Log in or register to join the discussion
  • Nothing new here.

    Wall Street & the banks have been using these for decades.
    • Scary Thought

      Hopefully any glitches like those shown here stay only on the paper and don't find their way back into any computer system. That could be mayhem
  • No OCR??

    How can you have character substitution without OCR? If you scan you have an image file, tiff, jpeg or whatever.
    I recently did a project of of scanning several hundred paper statements and OCR'ing them into
    Excel. 6's into 8's was very common as well as date issues with the forward slash becoming a 1. The bottom line is anything thru and OCR MUST be proofed.
    • OCR quality varies tremendously among products

      I have also found that the quality of name-brand OCR varies tremendously. Awhile back I OCR'd a not-very-good-quality document with Acrobat Standard IX. It came out complete garbage. I ran OCR on it with Nuance PDF Converter Pro 7 and got better than 95% accuracy.

      Because Nuance also puts out Omnipage and claims that is the "cream of the crop", I downloaded that and OCR'd a high school yearbook, something I have done several times with both Acrobat and Converter Pro. Omnipage found "text" in virtually EVERYTHING--photos of classrooms, underclass homeroom photos, senior portraits, etc. In some cases OVER 400 OCR "suspects" on ONE page -- which had about 15 words of text and the rest was photos.
    • This is scanning

      It is obvious on the numbers used in the example, but if you read the original blog post, JBig2 uses know "swatches" in a dictionary. If an area of the scan "matches" a swatch to a large degree, instead of compressing the area manually, it just uses teh swatch out of the dictionary in order to save space.

      That means parts of images would also be subject to such substitution, but would probably be harder to recognise. With numbers, like those shown here, or characters, it is much more obvious to the human eye that the compression algorithm has misrepresented the area and used the wrong swatch.
  • Not Subsitution

    This isn't character substitution, it's just image compression applied to text. I'm sure you'll find the same thing if you scanned small text on a number of scanners/copiers with lower resolution/file size settings.

    Anyone who looks at those numbers and assumes they're correct, is a fool. You can clearly see that they've been scanned in and the quality has been affected, making the numerals difficult to read and distinguish. Anyone who receives a document like that should straight away be demanding a better quality one if they need that text.
  • I've Heard Of Lossy Compression ...

    ... but what do you call this? Lying compression?
  • Crappy scans at low resolutions means you get a crappy copy.

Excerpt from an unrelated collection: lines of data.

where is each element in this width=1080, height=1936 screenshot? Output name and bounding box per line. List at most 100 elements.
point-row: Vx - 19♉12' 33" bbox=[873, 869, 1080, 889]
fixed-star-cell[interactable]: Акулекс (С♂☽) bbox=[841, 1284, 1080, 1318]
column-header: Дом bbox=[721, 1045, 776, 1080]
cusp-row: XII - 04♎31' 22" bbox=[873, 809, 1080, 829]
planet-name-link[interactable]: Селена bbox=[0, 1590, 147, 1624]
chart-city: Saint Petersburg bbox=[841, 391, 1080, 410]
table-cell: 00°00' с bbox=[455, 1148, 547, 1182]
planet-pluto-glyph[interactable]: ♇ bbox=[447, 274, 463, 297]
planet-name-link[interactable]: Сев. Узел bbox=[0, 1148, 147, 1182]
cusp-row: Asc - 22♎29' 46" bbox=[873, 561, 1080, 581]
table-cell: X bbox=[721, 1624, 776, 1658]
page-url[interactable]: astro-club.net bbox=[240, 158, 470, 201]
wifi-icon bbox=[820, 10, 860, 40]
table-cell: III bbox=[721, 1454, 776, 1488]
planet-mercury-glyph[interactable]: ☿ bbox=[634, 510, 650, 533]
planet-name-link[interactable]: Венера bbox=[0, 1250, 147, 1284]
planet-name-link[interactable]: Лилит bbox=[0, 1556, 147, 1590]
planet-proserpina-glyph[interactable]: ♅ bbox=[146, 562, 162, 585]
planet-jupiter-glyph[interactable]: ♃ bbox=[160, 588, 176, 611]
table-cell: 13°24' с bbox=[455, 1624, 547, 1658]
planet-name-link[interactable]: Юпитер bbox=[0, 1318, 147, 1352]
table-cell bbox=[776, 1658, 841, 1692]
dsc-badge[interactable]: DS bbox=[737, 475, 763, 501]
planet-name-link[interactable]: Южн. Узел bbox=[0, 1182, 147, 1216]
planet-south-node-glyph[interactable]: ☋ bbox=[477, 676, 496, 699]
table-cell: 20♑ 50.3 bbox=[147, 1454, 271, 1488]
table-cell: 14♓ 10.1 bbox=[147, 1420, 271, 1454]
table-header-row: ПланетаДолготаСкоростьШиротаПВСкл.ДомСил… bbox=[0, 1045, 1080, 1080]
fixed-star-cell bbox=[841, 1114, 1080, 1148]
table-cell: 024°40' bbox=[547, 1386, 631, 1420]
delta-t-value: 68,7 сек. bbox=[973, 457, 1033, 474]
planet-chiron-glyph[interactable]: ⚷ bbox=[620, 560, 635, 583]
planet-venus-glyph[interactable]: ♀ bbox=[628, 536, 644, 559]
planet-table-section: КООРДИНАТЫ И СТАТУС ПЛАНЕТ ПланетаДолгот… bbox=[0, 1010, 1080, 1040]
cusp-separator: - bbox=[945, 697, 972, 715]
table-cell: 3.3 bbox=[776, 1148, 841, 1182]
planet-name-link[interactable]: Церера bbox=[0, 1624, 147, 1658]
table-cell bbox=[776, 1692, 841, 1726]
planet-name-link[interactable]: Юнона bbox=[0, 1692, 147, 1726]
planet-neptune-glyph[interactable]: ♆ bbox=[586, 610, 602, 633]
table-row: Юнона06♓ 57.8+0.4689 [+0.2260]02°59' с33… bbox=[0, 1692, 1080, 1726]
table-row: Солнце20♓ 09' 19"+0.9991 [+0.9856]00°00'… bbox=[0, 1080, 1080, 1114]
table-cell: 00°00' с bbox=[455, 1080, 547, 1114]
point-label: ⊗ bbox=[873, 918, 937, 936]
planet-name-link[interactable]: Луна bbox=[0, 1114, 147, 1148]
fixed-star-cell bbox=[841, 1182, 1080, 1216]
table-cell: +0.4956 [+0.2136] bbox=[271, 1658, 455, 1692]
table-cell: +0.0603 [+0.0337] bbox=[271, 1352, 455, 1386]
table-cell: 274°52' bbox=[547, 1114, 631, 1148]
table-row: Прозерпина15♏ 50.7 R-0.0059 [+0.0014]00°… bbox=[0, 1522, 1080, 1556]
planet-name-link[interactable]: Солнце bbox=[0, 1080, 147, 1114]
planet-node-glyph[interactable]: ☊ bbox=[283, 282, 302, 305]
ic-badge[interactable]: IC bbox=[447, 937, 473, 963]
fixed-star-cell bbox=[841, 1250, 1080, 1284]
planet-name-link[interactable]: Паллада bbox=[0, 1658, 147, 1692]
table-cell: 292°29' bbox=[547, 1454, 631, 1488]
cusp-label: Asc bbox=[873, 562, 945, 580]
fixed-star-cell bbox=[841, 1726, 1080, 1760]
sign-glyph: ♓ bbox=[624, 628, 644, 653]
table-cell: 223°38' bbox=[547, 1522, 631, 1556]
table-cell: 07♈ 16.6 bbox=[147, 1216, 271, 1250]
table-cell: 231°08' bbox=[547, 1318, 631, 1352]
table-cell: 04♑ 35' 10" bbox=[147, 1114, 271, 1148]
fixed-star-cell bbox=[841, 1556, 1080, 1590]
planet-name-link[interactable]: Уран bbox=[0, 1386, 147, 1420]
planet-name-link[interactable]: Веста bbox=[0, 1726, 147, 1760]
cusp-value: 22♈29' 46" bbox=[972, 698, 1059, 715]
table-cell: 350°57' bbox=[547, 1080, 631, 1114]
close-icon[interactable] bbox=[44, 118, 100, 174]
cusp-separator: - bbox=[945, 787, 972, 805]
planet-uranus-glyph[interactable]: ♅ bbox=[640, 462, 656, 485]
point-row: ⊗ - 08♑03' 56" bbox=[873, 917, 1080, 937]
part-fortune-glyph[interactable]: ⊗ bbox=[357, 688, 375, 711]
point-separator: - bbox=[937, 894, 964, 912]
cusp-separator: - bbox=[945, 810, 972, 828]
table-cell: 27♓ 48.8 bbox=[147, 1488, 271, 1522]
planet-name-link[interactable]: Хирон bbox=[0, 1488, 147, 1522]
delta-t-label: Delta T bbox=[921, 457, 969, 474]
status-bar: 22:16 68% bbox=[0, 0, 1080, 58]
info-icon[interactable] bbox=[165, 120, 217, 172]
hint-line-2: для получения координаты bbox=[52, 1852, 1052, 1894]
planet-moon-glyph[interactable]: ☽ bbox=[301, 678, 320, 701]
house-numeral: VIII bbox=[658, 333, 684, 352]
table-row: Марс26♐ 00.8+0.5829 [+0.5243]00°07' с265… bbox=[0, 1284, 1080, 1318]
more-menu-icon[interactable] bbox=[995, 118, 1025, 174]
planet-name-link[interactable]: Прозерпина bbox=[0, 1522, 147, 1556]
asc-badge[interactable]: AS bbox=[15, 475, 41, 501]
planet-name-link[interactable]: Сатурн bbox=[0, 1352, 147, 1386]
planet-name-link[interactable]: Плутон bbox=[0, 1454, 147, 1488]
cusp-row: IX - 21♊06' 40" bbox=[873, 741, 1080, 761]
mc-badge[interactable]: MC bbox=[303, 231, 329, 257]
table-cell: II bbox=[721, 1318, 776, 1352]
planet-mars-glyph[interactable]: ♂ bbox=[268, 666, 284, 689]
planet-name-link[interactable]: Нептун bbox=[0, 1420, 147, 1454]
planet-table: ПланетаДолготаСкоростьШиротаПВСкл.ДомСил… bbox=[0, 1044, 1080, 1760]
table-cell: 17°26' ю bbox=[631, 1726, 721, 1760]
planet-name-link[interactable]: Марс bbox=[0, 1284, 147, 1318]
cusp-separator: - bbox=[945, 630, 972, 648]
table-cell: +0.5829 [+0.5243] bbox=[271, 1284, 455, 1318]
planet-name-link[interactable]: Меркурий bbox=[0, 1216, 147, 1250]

    Looking at the sample scans: This is nothing new. Crappy scans at low resolutions means you get a crappy copy. Bump up the quality settings and scan at a higher resolution. Maybe fiddle with the brightness as well.
    • Re: Crappy scans at low resolutions means you get a crappy copy

      But these are not crappy-looking scans; they look perfectly readable, except the information is wrong.
      • They are.

        "But these are not crappy-looking scans"

        Baloney. Our el-cheapo scanner at home makes better scans. As does the camera on my iPhone. It appears as if the scans taken by that Xerox were passed through a blur filter, followed by a sharpen filter. Somewhat typical of lower quality scans.

        For the most part, it's 6's that loop almost all the way around being turned into what appears to be 8's.

        Apparently we do have an explanation for this: A poorly built image compression algorithm.

        . . . personally, I'd rather scan lossless and do the compression on my PC, so I have complete control over the compression. But maybe that's just me.